S.B.L . Alors, jouer en plein air, en plus, pour cette pièce là, ça convient parfaitement. Le décor se passe en extérieur, dans un cimetière. Donc, il y a ce bruit, le bruit de la nature qui sera là et qui va donner une profondeur encore plus importante à la pièce. Quand il y a parfois des petites brises de vent, quand il va y avoir des feuilles qui vont un peu se déplacer ; tout ça fait partie d’une ambiance qu’un metteur en scène rêve d’avoir sur un plateau de théâtre. Pour arriver au même résultat, c’est toute une machinerie importante. C’est-à-dire qu’on met des fois des ventilateurs pour essayer de faire un semblant de nature. Mais au-delà de ça, c’est extraordinaire, j’y vais sans difficulté aucune. Je suis impatient.

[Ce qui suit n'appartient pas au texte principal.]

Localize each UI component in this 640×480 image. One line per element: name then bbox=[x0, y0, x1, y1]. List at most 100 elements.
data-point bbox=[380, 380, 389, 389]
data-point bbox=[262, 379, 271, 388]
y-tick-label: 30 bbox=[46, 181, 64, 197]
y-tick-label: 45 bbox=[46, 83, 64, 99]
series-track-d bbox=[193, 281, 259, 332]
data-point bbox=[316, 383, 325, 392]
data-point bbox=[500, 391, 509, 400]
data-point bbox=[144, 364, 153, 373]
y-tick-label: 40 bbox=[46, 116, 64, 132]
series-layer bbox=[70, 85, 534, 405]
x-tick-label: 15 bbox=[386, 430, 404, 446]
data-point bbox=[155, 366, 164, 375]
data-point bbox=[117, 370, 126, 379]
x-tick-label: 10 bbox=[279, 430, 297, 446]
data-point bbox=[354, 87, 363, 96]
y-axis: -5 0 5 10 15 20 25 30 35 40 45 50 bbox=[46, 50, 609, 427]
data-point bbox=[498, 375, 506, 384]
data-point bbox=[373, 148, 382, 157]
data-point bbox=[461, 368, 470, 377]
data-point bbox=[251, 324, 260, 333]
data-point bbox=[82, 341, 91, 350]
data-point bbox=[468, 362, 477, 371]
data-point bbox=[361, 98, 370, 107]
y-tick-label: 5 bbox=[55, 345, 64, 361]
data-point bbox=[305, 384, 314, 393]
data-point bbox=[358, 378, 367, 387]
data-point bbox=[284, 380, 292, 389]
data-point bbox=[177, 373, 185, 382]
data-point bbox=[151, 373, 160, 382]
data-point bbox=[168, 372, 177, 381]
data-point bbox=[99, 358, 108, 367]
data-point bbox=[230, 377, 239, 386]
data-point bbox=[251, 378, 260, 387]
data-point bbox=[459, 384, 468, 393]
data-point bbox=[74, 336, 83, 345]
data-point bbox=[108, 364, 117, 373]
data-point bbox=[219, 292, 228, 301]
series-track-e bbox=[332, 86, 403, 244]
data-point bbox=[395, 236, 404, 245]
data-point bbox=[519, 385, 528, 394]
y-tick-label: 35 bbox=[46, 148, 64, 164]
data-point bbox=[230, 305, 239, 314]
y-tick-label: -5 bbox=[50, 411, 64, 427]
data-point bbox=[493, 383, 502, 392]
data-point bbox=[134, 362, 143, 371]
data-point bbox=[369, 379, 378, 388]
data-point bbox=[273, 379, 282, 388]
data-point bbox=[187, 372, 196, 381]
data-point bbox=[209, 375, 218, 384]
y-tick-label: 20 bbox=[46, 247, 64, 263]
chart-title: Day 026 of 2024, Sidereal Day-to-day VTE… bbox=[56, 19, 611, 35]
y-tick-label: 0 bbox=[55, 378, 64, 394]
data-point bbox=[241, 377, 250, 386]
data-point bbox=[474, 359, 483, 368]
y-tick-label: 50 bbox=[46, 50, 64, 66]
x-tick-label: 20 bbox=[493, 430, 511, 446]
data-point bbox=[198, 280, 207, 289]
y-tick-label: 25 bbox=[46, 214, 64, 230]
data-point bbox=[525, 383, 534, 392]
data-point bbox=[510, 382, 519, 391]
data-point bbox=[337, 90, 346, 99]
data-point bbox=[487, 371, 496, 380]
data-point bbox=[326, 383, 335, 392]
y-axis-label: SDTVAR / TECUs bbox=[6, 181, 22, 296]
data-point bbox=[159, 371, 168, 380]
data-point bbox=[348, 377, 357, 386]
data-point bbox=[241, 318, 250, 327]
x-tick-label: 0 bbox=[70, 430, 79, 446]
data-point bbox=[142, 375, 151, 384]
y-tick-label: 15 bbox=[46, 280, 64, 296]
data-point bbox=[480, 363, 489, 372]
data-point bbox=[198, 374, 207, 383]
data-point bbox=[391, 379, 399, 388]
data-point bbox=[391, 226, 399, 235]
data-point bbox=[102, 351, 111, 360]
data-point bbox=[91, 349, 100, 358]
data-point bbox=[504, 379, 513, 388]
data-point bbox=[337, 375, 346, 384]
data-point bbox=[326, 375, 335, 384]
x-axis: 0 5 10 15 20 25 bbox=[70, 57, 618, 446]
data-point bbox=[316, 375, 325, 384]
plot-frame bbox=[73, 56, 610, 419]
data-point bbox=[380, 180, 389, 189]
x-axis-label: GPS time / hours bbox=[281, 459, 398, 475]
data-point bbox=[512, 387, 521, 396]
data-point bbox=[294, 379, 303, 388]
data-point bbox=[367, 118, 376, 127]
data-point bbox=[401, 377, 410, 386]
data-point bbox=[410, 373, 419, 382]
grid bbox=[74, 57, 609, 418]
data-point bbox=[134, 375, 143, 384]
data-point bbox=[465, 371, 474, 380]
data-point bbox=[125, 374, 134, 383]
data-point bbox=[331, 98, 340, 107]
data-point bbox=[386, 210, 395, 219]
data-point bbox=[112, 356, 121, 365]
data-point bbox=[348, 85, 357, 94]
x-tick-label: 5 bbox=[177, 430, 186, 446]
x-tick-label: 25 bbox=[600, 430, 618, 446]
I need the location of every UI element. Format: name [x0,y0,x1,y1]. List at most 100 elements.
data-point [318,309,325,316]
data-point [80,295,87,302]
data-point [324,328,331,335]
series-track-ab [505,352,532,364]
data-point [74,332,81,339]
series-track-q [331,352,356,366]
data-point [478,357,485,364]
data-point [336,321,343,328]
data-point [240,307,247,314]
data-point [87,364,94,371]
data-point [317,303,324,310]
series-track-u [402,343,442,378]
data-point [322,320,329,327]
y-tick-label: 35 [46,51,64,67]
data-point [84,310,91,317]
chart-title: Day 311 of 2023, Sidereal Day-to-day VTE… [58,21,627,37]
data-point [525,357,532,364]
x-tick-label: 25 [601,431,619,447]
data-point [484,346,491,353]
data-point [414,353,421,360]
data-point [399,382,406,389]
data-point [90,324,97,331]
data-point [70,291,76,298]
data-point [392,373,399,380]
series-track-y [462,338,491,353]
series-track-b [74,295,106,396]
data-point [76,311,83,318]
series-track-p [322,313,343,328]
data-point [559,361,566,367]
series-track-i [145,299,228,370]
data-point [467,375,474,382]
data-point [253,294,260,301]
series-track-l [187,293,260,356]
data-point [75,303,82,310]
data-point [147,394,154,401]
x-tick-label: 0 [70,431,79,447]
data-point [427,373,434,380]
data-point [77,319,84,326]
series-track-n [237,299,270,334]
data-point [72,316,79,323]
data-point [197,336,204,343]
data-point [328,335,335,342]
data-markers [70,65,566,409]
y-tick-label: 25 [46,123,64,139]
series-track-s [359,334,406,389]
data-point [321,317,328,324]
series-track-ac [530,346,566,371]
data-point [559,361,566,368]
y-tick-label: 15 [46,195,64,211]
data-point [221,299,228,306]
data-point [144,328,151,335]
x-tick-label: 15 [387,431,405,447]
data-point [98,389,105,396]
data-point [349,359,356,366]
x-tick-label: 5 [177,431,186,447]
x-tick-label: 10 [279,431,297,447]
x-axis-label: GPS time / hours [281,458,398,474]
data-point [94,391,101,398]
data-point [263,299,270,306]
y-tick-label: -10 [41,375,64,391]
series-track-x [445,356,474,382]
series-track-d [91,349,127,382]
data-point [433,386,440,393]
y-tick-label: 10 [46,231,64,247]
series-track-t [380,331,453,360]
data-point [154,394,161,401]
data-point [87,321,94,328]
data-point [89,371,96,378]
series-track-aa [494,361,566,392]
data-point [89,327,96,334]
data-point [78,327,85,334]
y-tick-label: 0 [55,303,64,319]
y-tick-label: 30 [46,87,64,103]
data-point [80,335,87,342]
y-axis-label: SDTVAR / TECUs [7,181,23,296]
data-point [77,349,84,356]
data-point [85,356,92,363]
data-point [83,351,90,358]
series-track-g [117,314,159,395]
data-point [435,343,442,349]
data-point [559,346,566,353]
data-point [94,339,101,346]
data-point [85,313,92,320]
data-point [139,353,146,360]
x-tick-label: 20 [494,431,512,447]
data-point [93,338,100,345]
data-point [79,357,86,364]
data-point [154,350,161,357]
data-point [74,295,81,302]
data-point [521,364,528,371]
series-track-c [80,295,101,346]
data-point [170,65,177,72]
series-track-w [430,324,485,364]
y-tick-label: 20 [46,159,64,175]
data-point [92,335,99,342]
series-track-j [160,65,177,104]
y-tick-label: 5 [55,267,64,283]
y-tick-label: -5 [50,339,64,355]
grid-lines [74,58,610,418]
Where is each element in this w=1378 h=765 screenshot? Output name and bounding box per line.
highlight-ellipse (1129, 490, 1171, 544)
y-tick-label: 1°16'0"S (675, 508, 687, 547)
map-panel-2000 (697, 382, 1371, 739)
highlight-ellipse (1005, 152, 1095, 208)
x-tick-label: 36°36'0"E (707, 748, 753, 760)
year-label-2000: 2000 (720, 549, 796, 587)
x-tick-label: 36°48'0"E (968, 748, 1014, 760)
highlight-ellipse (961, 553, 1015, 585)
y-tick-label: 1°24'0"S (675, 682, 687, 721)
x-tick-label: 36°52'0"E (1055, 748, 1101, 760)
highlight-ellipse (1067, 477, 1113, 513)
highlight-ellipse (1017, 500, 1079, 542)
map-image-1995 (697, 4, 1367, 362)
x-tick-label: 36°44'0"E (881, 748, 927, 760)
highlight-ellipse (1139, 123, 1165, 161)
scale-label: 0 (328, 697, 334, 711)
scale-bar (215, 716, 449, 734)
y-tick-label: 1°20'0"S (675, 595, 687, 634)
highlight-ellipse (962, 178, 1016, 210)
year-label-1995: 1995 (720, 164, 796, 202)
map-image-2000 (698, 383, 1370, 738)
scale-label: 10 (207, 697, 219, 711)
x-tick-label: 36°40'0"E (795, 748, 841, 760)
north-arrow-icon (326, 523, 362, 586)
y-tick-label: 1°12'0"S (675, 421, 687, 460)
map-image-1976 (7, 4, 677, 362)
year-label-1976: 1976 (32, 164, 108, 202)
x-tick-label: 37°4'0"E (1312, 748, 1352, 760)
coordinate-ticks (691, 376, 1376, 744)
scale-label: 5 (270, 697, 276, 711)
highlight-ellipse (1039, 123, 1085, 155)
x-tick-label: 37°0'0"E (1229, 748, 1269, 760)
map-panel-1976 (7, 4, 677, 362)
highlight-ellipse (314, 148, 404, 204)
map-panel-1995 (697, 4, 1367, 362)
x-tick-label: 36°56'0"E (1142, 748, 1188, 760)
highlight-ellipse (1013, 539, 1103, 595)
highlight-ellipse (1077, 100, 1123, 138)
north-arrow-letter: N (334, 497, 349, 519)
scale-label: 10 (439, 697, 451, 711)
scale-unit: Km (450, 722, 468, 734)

AVDLE : Votre prochaine pièce ?
S.B.L . C’est une pièce que j’ai écrite sur les frères Goncourt. Là, on est en pleine répétition avec Patrick Préjean et Pierre Douglas. On va la jouer dans notre théâtre de Vichy les 8, 9 et 10 août et après on partira pour une tournée. On sera normalement sur Paris à partir de fin janvier 2026 soit au Théâtre de Passy soit au Théâtre de la Seine Parisienne où je joue actuellement Churchill.